Ottos Innovationsschmiede Collins: Zu Besuch im E-Commerce-Labor
Während draußen der Wind pfeift und die Alster Wellen schlägt, treffen sich 2012 in der Konzernzentrale in Hamburg-Barmbek hochrangige Vertreter der Otto-Gruppe mit externen Beratern. Die Runde könnte unterschiedlicher nicht sein: Neben dem Inhaber Michael Otto, dem Vorstand und den Managern der Otto-Unternehmensstrategie – in feinem Zwirn und tadellos gekleidet – sitzen hier auch Otto-Senior-Berater Alexander Graf und Tarek Müller – ein „E-Commerce-Freak mit Rastalocken“, wie der Spiegel schrieb, der mit 15 Jahren sein erstes Unternehmen gründete und seitdem zum Seriengründer avancierte.
Was bisher geschah
Tarek Müller sitzt lässig auf seinem Stuhl in der Startup-Schaltzentrale in der Domstraße, während er von diesem ersten Meeting erzählt: „Wir sollten den E-Commerce neu erfinden“, erinnert er sich.

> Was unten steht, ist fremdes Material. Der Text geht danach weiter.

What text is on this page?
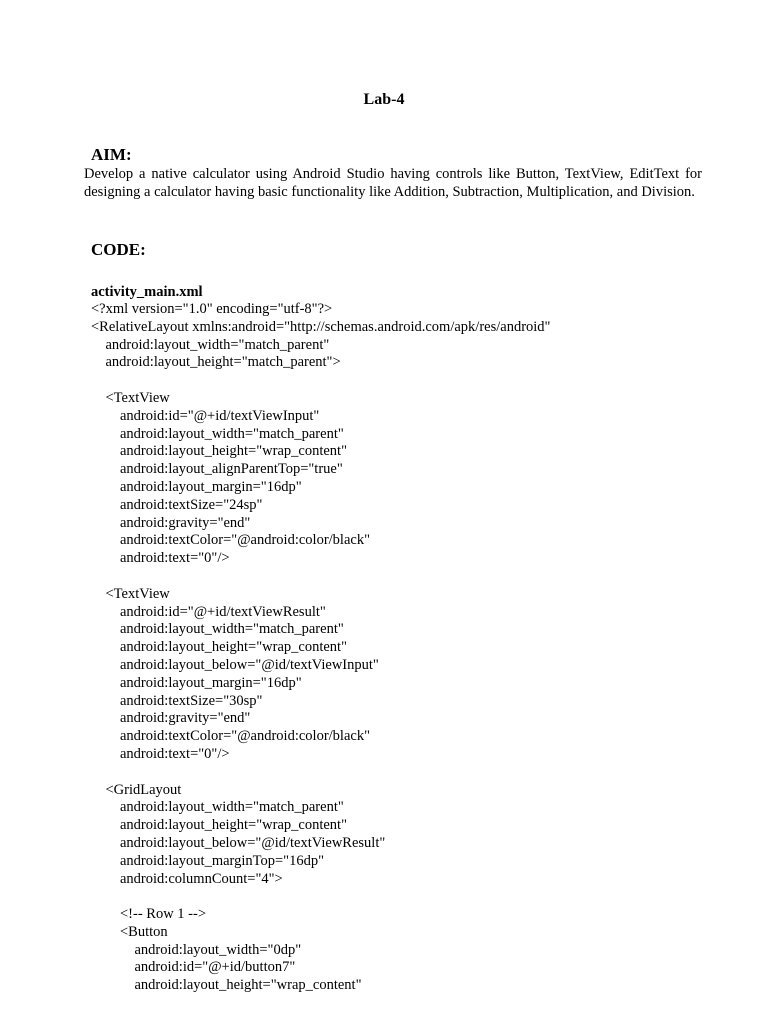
Lab-4
AIM:
Develop a native calculator using Android Studio having controls like Button, TextView, EditText for designing a calculator having basic functionality like Addition, Subtraction, Multiplication, and Division.
CODE:
activity_main.xml
<?xml version="1.0" encoding="utf-8"?>
<RelativeLayout xmlns:android="http://schemas.android.com/apk/res/android"
android:layout_width="match_parent"
android:layout_height="match_parent">
<TextView
android:id="@+id/textViewInput"
android:layout_width="match_parent"
android:layout_height="wrap_content"
android:layout_alignParentTop="true"
android:layout_margin="16dp"
android:textSize="24sp"
android:gravity="end"
android:textColor="@android:color/black"
android:text="0"/>
<TextView
android:id="@+id/textViewResult"
android:layout_width="match_parent"
android:layout_height="wrap_content"
android:layout_below="@id/textViewInput"
android:layout_margin="16dp"
android:textSize="30sp"
android:gravity="end"
android:textColor="@android:color/black"
android:text="0"/>
<GridLayout
android:layout_width="match_parent"
android:layout_height="wrap_content"
android:layout_below="@id/textViewResult"
android:layout_marginTop="16dp"
android:columnCount="4">
<!-- Row 1 -->
<Button
android:layout_width="0dp"
android:id="@+id/button7"
android:layout_height="wrap_content"
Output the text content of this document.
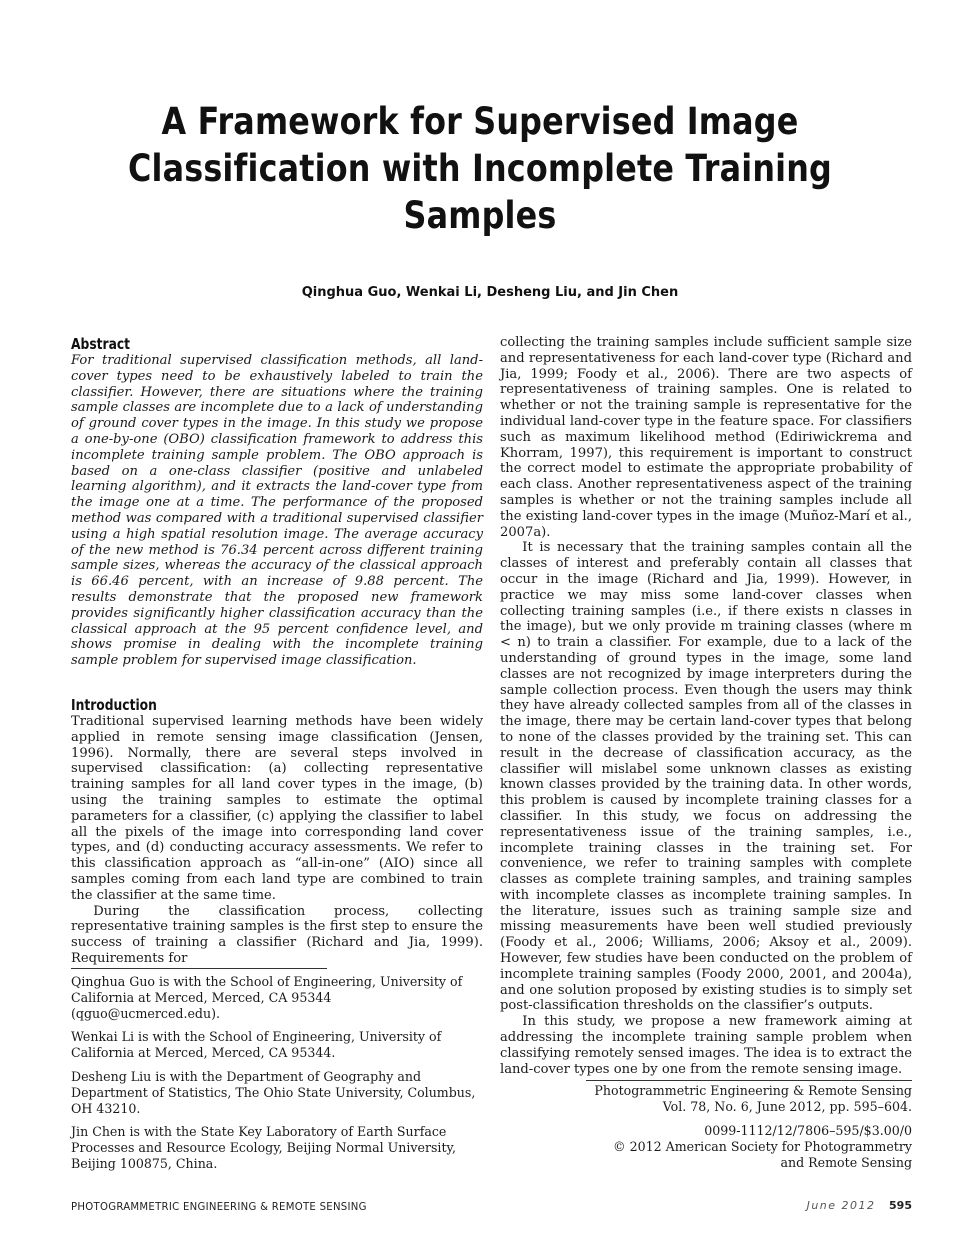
A Framework for Supervised Image
Classification with Incomplete Training
Samples
Qinghua Guo, Wenkai Li, Desheng Liu, and Jin Chen
Abstract

For traditional supervised classification methods, all land-cover types need to be exhaustively labeled to train the classifier. However, there are situations where the training sample classes are incomplete due to a lack of understanding of ground cover types in the image. In this study we propose a one-by-one (OBO) classification framework to address this incomplete training sample problem. The OBO approach is based on a one-class classifier (positive and unlabeled learning algorithm), and it extracts the land-cover type from the image one at a time. The performance of the proposed method was compared with a traditional supervised classifier using a high spatial resolution image. The average accuracy of the new method is 76.34 percent across different training sample sizes, whereas the accuracy of the classical approach is 66.46 percent, with an increase of 9.88 percent. The results demonstrate that the proposed new framework provides significantly higher classification accuracy than the classical approach at the 95 percent confidence level, and shows promise in dealing with the incomplete training sample problem for supervised image classification.

Introduction

Traditional supervised learning methods have been widely applied in remote sensing image classification (Jensen, 1996). Normally, there are several steps involved in supervised classification: (a) collecting representative training samples for all land cover types in the image, (b) using the training samples to estimate the optimal parameters for a classifier, (c) applying the classifier to label all the pixels of the image into corresponding land cover types, and (d) conducting accuracy assessments. We refer to this classification approach as “all-in-one” (AIO) since all samples coming from each land type are combined to train the classifier at the same time.

During the classification process, collecting representative training samples is the first step to ensure the success of training a classifier (Richard and Jia, 1999). Requirements for

collecting the training samples include sufficient sample size and representativeness for each land-cover type (Richard and Jia, 1999; Foody et al., 2006). There are two aspects of representativeness of training samples. One is related to whether or not the training sample is representative for the individual land-cover type in the feature space. For classifiers such as maximum likelihood method (Ediriwickrema and Khorram, 1997), this requirement is important to construct the correct model to estimate the appropriate probability of each class. Another representativeness aspect of the training samples is whether or not the training samples include all the existing land-cover types in the image (Muñoz-Marí et al., 2007a).

It is necessary that the training samples contain all the classes of interest and preferably contain all classes that occur in the image (Richard and Jia, 1999). However, in practice we may miss some land-cover classes when collecting training samples (i.e., if there exists n classes in the image), but we only provide m training classes (where m < n) to train a classifier. For example, due to a lack of the understanding of ground types in the image, some land classes are not recognized by image interpreters during the sample collection process. Even though the users may think they have already collected samples from all of the classes in the image, there may be certain land-cover types that belong to none of the classes provided by the training set. This can result in the decrease of classification accuracy, as the classifier will mislabel some unknown classes as existing known classes provided by the training data. In other words, this problem is caused by incomplete training classes for a classifier. In this study, we focus on addressing the representativeness issue of the training samples, i.e., incomplete training classes in the training set. For convenience, we refer to training samples with complete classes as complete training samples, and training samples with incomplete classes as incomplete training samples. In the literature, issues such as training sample size and missing measurements have been well studied previously (Foody et al., 2006; Williams, 2006; Aksoy et al., 2009). However, few studies have been conducted on the problem of incomplete training samples (Foody 2000, 2001, and 2004a), and one solution proposed by existing studies is to simply set post-classification thresholds on the classifier’s outputs.

In this study, we propose a new framework aiming at addressing the incomplete training sample problem when classifying remotely sensed images. The idea is to extract the land-cover types one by one from the remote sensing image.

Qinghua Guo is with the School of Engineering, University of California at Merced, Merced, CA 95344 (qguo@ucmerced.edu).

Wenkai Li is with the School of Engineering, University of California at Merced, Merced, CA 95344.

Desheng Liu is with the Department of Geography and Department of Statistics, The Ohio State University, Columbus, OH 43210.

Jin Chen is with the State Key Laboratory of Earth Surface Processes and Resource Ecology, Beijing Normal University, Beijing 100875, China.

Photogrammetric Engineering & Remote Sensing
Vol. 78, No. 6, June 2012, pp. 595–604.
0099-1112/12/7806–595/$3.00/0
© 2012 American Society for Photogrammetry
and Remote Sensing
PHOTOGRAMMETRIC ENGINEERING & REMOTE SENSING	June 2012 595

Man kann davon ausgehen, dass die Dringlichkeit der Mission allen bewusst war: Zwar erwirtschaftete Otto zu diesem Zeitpunkt mit rund 60 E-Commerce-Sites bereits etwas mehr als 5 Milliarden Euro Umsatz. Die Wachstumsraten blieben jedoch weit hinter denen des Markts zurück. 2011 meldete der Bundesverband Versandhandel 18,5 Prozent Wachstum für den E-Commerce – Otto kam gerade mal auf 9,2 Prozent.

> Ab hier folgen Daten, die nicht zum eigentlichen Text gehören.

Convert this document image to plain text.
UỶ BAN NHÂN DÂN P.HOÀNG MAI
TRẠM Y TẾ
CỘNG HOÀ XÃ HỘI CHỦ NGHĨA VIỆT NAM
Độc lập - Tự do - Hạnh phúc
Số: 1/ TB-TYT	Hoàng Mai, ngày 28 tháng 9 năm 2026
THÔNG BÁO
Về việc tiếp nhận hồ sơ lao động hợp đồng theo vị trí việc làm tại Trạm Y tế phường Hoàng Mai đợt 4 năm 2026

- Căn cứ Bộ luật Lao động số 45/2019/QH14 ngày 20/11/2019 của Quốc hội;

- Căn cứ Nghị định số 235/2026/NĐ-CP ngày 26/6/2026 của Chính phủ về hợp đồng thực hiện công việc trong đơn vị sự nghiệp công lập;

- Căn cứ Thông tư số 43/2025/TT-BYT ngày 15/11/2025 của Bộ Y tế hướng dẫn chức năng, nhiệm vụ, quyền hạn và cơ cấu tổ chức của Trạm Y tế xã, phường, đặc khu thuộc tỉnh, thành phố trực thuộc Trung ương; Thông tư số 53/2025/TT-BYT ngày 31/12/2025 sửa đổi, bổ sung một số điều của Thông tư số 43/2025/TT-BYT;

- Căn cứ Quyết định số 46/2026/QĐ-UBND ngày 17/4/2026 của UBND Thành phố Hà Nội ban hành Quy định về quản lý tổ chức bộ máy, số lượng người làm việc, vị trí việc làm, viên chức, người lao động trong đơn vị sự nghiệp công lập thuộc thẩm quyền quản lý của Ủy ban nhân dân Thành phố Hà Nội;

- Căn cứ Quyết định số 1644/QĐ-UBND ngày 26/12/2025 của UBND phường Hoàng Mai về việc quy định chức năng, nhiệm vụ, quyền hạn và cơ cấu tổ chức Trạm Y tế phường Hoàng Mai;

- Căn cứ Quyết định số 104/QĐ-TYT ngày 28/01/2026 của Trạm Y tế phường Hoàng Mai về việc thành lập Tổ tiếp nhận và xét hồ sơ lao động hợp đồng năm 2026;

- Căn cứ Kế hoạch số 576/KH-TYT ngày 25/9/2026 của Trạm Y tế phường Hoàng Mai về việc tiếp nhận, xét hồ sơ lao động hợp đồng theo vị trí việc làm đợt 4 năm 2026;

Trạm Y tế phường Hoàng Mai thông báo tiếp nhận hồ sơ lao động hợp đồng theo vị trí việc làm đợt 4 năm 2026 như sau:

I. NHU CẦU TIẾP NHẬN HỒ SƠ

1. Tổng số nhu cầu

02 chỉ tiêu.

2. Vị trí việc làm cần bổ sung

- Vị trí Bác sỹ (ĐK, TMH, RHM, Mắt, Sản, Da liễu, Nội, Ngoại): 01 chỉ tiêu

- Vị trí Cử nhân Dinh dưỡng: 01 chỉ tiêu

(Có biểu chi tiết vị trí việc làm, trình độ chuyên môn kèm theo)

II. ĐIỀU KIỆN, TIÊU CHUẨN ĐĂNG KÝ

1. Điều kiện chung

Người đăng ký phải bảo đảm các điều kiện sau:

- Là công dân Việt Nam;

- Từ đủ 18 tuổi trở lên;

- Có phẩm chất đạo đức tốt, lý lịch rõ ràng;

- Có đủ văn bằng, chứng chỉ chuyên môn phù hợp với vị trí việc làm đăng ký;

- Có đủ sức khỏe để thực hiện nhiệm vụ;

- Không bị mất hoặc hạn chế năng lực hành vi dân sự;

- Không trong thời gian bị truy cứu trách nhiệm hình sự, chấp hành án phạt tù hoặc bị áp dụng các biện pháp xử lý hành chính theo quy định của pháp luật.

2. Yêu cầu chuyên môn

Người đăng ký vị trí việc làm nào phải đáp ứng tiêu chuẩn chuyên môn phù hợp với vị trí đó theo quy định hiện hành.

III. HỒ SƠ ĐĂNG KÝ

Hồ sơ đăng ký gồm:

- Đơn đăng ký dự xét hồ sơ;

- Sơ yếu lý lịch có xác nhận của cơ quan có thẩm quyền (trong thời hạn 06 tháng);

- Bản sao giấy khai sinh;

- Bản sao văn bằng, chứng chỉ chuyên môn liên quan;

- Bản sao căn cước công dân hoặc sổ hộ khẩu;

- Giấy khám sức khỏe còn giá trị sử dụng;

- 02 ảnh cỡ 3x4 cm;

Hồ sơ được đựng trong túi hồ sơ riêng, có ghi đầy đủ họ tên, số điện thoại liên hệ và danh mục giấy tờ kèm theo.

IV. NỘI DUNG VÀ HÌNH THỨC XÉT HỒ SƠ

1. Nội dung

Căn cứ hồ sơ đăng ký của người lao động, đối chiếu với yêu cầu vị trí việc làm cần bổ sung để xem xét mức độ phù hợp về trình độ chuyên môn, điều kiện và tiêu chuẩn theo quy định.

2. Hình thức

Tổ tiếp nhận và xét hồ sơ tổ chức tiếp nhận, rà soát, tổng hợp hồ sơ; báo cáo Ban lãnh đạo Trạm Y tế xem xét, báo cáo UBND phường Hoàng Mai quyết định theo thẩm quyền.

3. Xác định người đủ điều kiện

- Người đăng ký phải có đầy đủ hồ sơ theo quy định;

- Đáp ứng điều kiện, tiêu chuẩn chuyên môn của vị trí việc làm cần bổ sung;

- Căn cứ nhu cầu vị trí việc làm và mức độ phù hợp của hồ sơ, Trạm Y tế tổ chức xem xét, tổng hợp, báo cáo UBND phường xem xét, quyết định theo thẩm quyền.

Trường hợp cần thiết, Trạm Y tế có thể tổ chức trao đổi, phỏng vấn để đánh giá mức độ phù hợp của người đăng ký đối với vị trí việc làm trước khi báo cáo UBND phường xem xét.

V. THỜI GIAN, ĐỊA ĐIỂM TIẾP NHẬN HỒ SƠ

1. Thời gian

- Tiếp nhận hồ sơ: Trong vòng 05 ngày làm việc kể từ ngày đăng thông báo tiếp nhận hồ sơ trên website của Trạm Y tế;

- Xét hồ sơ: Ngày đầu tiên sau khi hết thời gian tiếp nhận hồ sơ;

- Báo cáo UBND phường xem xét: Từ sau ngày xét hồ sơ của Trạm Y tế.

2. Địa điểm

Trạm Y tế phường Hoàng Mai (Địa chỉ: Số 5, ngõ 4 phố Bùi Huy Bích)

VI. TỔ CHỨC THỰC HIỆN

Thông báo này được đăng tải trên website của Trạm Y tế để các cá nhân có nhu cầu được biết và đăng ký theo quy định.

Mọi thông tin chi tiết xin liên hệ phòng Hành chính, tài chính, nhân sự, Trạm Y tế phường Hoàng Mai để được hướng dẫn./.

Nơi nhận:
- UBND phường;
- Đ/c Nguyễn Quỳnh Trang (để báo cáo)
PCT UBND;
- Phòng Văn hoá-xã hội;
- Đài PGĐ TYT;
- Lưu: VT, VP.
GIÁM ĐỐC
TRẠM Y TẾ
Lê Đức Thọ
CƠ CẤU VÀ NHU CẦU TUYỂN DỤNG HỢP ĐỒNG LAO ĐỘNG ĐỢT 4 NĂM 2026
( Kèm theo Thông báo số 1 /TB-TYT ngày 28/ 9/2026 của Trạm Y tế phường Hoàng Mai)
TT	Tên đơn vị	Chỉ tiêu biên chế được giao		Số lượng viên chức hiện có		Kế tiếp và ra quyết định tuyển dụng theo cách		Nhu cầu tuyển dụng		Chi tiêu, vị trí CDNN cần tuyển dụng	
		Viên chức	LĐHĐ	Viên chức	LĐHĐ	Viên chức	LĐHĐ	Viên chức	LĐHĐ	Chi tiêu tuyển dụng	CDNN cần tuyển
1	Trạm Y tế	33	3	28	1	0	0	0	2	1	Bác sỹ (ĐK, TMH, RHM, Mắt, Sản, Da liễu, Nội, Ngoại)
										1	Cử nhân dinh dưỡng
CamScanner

Der Konzern stand damit also vor einer langen Umbruchzeit, die bis heute anhält. Große Innovationen – das stand fest – sollten nicht im behäbigen Konzernschlachtschiff entstehen, sondern in einem kleinen und wendigen Unternehmen. „Es hieß: Make or buy – entweder kaufen wir ein Unternehmen, oder wir gründen ein neues“, erzählt Tarek Müller. „Da nichts Passendes am Markt zu finden war, haben wir gegründet“.

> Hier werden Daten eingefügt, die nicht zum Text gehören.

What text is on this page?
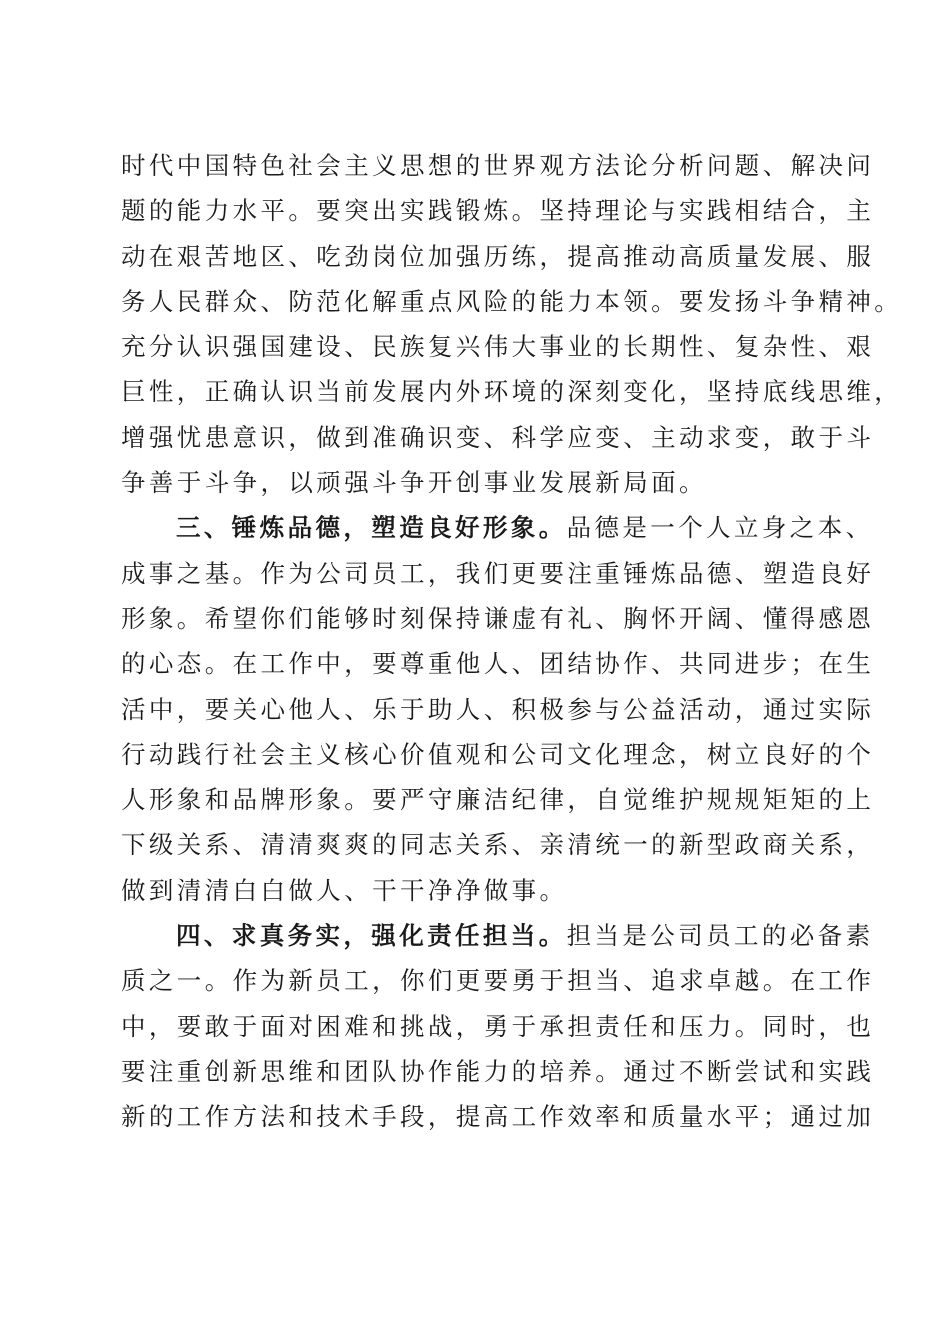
时代中国特色社会主义思想的世界观方法论分析问题、解决问
题的能力水平。要突出实践锻炼。坚持理论与实践相结合，主
动在艰苦地区、吃劲岗位加强历练，提高推动高质量发展、服
务人民群众、防范化解重点风险的能力本领。要发扬斗争精神。
充分认识强国建设、民族复兴伟大事业的长期性、复杂性、艰
巨性，正确认识当前发展内外环境的深刻变化，坚持底线思维，
增强忧患意识，做到准确识变、科学应变、主动求变，敢于斗
争善于斗争，以顽强斗争开创事业发展新局面。
三、锤炼品德，塑造良好形象。品德是一个人立身之本、
成事之基。作为公司员工，我们更要注重锤炼品德、塑造良好
形象。希望你们能够时刻保持谦虚有礼、胸怀开阔、懂得感恩
的心态。在工作中，要尊重他人、团结协作、共同进步；在生
活中，要关心他人、乐于助人、积极参与公益活动，通过实际
行动践行社会主义核心价值观和公司文化理念，树立良好的个
人形象和品牌形象。要严守廉洁纪律，自觉维护规规矩矩的上
下级关系、清清爽爽的同志关系、亲清统一的新型政商关系，
做到清清白白做人、干干净净做事。
四、求真务实，强化责任担当。担当是公司员工的必备素
质之一。作为新员工，你们更要勇于担当、追求卓越。在工作
中，要敢于面对困难和挑战，勇于承担责任和压力。同时，也
要注重创新思维和团队协作能力的培养。通过不断尝试和实践
新的工作方法和技术手段，提高工作效率和质量水平；通过加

Mitte 2013 war dann die Geburtsstunde von Collins. Wirtschaftsmagazine nahmen damals kaum Notiz. Das Manager Magazin führte Collins im großen Otto-Report seiner Aprilausgabe etwa nur als bessere Randnotiz auf. Und doch entsteht hier seitdem die Blaupause für Ottos Zukunft.
Ein Ökosystem entsteht
Draußen wurde es kälter, das Jahr 2013 neigte sich dem Ende zu – und das Collins-Team um den Enkel des Otto-Gründers Benjamin Otto, Tarek Müller, CTO Sebastian Betz und Senior-Consultant Hannes Wiese ging in die heiße Gründungsphase. „Es war von Anfang an klar, dass wir nicht einfach Amazon oder eBay nachbauen wollten“, erklärt Tarek Müller, wieso Collins nicht einfach nur ein Onlineshop, sondern ein Ökosystem geworden ist.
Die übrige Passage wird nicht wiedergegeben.